Josh Weed’s post about being a gay Mormon married to a woman has been making the rounds, and I assume most of our readers will have seen it already. Yesterday Alan Jacobs posted a comment on Noah Millman’s take on the piece, which I thought was good fodder for further conversation:

Noah, you write, “The radicalism of modern Western marriage is the assertion that these feelings [of passion] should have something to do with marriage – indeed, should have primacy over the far more traditional bases of marriage, namely property and eugenics.” I think you’re leaving out the other possibilities that are key to the story. It’s not just passion on the one side and property and eugenics on the other. What this story is pointing to is the possibility of personally chosen, not arranged, marriages built around a kind of regard for one another that is not primarily erotic, in the narrower sense. Here the key word is “intimacy.” These people married each other because they loved each other and wanted to share deep intimacy, but that intimacy was not characterized primarily by sexual passion. And yet the couple insists that they have a strong sexual relationship. The really interesting thing about the story has nothing to do with homosexuality, but with the possibility that our society has the logic of attraction all backwards: we start with sexual desire and hope to generate other forms of intimacy from that, but this model suggests that it could make more sense to start with the kind of intimacy that is more like friendship than anything else, and to trust that sexual satisfaction will arise from that.

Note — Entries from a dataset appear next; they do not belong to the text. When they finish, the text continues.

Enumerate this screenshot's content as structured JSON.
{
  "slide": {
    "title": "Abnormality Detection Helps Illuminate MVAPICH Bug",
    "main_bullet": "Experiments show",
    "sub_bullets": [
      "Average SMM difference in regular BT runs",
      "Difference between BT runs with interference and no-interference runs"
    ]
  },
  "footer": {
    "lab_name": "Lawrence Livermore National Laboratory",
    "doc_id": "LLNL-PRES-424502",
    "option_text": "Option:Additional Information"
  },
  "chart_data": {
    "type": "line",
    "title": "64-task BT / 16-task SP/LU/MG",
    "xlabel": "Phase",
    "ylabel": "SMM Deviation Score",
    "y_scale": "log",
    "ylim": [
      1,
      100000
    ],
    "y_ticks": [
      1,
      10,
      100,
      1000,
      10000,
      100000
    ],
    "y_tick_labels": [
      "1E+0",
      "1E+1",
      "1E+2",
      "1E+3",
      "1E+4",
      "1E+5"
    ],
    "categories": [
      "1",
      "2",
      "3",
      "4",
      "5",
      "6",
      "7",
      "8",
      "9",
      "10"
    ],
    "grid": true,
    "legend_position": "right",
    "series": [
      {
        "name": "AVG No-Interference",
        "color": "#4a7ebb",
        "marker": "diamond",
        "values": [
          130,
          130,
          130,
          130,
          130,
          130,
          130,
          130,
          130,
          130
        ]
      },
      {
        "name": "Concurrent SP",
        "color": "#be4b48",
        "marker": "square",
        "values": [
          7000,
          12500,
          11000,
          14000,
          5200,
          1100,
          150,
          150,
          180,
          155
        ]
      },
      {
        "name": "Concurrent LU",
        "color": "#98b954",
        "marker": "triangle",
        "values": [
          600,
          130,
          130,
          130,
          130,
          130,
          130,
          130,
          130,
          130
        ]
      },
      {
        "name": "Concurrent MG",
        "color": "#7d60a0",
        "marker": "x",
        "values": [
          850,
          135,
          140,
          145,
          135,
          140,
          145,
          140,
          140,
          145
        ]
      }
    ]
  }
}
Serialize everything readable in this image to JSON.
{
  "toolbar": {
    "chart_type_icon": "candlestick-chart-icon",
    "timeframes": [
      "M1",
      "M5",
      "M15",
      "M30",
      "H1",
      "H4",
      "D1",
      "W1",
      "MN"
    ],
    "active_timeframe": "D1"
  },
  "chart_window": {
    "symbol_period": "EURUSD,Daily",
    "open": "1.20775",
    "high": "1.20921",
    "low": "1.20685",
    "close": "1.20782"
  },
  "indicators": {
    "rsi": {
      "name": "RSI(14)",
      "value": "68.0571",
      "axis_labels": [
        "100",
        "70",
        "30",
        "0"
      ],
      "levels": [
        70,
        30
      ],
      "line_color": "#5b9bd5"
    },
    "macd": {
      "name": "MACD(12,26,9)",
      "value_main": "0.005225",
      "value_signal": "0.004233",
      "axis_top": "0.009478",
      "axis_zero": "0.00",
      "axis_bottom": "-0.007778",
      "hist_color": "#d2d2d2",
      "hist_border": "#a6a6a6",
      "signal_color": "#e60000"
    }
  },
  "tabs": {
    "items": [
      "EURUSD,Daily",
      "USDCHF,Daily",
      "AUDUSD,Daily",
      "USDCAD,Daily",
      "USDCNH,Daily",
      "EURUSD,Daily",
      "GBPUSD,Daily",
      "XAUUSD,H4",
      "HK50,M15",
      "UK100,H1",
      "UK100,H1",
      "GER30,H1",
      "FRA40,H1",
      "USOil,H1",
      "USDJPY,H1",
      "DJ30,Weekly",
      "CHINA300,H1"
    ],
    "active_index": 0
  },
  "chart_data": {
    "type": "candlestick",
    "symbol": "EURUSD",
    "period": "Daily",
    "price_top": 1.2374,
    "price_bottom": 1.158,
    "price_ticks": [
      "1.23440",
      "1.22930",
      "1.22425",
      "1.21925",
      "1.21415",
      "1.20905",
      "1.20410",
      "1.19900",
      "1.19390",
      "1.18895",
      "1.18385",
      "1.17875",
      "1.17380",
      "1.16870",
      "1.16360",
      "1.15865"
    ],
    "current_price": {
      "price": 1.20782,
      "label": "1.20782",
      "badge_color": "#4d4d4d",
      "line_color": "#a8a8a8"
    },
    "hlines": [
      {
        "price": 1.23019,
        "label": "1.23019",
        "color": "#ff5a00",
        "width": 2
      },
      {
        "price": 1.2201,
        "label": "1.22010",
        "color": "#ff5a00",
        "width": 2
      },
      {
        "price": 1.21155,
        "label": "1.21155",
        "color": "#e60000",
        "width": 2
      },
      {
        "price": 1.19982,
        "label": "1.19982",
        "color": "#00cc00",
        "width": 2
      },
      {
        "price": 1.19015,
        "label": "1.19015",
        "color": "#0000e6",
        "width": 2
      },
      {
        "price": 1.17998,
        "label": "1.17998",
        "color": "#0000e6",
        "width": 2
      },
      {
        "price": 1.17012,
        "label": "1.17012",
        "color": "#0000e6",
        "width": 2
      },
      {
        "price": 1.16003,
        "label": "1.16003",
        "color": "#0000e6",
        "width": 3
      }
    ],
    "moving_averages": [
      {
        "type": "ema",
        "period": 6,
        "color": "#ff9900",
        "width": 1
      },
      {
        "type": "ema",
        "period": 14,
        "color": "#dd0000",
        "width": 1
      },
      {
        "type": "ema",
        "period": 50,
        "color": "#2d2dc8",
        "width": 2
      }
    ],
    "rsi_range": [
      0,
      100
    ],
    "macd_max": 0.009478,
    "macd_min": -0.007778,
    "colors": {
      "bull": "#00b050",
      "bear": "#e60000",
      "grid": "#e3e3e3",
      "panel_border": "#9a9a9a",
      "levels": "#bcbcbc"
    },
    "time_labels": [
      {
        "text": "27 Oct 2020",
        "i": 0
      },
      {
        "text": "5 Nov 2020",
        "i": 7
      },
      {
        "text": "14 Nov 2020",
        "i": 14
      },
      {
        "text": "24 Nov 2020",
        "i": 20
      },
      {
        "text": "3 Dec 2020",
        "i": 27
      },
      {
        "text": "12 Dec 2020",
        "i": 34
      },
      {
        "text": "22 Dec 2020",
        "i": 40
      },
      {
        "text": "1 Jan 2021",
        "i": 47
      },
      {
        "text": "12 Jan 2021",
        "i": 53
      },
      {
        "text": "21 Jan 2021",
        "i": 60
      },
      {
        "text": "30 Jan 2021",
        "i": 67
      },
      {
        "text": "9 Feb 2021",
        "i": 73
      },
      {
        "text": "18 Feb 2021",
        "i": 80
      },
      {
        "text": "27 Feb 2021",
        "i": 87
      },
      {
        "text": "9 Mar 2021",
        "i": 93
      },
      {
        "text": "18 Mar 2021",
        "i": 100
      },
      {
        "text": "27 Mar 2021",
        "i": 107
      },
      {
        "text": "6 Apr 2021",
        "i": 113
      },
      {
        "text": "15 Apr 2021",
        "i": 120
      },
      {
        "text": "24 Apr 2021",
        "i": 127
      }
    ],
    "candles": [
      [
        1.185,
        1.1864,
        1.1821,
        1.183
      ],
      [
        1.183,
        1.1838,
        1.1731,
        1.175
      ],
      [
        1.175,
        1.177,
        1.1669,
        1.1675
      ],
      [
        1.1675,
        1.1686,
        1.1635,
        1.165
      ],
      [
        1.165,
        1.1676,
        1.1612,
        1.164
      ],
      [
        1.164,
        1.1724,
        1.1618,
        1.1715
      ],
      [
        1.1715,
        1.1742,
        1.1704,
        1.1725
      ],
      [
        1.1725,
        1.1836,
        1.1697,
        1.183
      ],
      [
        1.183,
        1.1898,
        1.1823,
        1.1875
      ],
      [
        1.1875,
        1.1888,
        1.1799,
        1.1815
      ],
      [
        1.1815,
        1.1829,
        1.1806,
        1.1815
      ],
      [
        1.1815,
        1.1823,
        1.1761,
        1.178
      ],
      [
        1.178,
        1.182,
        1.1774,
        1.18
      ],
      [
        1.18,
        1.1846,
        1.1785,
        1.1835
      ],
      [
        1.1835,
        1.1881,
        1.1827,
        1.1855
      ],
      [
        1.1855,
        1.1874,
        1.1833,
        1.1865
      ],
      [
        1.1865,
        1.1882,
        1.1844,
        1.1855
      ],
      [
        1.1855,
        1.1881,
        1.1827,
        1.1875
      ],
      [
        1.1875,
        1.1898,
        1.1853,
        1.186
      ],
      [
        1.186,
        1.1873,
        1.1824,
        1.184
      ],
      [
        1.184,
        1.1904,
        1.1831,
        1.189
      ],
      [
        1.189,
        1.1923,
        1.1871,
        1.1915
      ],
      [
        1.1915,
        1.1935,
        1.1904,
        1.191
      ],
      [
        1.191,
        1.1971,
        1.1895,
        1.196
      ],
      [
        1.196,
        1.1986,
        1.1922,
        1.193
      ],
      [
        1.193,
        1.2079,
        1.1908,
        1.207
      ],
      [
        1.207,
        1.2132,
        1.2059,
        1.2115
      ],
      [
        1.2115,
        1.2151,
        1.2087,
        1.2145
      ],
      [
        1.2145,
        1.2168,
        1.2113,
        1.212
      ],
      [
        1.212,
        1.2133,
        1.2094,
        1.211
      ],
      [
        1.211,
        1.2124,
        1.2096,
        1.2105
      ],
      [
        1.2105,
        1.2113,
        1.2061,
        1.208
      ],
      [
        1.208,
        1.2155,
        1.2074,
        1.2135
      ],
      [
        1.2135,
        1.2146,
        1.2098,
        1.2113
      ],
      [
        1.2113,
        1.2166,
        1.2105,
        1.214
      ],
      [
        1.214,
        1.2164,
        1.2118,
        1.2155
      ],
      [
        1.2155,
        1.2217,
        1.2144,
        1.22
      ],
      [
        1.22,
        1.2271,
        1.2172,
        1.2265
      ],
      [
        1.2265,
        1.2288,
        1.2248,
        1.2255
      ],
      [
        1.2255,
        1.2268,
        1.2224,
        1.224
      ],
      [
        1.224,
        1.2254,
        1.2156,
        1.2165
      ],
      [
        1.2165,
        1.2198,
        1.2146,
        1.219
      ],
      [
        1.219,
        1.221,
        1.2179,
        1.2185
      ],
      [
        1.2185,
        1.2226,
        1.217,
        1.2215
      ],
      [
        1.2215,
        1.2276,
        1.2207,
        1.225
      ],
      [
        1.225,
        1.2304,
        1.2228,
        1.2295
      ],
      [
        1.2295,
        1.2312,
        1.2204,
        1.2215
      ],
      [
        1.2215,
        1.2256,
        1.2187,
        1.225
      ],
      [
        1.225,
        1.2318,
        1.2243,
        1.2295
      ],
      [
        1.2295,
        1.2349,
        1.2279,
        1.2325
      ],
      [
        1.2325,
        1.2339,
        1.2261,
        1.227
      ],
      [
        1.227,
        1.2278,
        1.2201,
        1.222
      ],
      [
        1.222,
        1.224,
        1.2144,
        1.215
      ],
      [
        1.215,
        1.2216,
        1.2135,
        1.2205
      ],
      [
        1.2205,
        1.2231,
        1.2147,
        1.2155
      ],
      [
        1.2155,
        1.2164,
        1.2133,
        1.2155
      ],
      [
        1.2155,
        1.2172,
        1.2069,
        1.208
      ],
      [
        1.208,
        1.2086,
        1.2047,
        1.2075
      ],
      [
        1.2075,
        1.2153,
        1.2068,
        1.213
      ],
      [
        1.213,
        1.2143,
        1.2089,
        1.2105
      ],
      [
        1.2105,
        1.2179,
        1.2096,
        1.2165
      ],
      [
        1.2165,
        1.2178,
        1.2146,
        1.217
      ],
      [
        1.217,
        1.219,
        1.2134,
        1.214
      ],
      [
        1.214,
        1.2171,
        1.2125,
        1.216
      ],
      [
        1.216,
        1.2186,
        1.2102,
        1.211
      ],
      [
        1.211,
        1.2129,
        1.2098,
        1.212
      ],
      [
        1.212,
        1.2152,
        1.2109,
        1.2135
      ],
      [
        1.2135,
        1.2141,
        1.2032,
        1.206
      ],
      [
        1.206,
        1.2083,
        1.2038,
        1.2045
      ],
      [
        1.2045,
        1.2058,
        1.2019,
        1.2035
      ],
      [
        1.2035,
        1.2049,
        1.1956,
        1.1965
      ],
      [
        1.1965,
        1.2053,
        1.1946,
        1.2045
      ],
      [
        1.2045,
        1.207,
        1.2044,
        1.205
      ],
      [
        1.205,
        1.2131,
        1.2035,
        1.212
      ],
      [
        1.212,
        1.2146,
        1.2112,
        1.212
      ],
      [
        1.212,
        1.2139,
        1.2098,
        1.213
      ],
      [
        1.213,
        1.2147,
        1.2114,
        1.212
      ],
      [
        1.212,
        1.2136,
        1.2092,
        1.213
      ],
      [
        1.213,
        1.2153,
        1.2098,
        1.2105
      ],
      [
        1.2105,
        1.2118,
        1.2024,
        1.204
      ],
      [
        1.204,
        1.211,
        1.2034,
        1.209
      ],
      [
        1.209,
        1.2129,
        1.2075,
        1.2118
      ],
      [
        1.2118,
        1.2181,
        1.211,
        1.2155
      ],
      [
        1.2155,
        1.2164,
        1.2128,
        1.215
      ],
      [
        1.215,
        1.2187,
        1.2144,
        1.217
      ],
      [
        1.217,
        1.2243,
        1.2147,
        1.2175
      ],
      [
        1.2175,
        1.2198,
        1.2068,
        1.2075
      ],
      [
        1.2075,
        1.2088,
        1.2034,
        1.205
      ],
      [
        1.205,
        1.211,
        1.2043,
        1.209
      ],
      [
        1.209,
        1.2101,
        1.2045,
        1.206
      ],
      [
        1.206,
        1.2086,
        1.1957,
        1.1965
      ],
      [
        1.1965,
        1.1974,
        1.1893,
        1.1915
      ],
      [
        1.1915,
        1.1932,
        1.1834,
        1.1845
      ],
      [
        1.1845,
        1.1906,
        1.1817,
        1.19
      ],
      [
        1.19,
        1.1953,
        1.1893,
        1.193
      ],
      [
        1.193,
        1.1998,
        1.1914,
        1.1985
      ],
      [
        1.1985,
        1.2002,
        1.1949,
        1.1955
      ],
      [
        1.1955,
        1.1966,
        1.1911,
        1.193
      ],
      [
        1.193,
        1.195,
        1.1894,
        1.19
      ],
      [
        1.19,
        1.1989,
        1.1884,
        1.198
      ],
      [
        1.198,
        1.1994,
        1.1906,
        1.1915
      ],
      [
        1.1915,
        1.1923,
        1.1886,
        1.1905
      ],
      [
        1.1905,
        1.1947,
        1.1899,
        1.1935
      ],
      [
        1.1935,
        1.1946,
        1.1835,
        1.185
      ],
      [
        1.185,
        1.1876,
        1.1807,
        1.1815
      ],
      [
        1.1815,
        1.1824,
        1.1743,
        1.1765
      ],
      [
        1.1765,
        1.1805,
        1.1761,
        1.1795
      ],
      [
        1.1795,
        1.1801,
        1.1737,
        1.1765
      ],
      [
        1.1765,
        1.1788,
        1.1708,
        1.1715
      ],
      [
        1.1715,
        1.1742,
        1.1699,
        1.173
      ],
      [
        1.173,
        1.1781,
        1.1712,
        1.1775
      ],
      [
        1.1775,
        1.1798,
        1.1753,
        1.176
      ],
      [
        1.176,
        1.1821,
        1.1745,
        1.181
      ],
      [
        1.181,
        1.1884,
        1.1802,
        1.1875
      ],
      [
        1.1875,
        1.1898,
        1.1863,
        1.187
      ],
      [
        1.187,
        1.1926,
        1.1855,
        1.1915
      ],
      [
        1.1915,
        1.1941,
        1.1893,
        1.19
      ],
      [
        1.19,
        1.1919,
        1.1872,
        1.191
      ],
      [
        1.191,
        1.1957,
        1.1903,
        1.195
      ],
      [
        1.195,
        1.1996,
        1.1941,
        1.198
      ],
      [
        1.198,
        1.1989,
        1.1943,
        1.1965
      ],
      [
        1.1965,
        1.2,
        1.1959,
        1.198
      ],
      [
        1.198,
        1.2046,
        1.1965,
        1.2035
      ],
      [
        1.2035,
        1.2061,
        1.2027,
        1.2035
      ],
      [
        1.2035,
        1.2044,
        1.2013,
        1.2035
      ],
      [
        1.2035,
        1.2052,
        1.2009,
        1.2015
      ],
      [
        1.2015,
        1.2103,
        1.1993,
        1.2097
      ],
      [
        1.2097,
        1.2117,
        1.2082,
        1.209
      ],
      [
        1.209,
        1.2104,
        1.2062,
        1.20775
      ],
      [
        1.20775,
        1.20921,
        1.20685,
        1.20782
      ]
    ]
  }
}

I don’t think this is a new idea, but it feels new. When we read Jane Austen novels we think that the attraction between the protagonist and her beau had to have been primarily sexual but the topic just couldn’t be broached in those prudish days, but what if that’s just our narrowly sexual cultural formation talking? Maybe we need to think more seriously about the Weed family as a model for others — and not just for people who, as we Christians often say, “struggle with same-sex attraction.”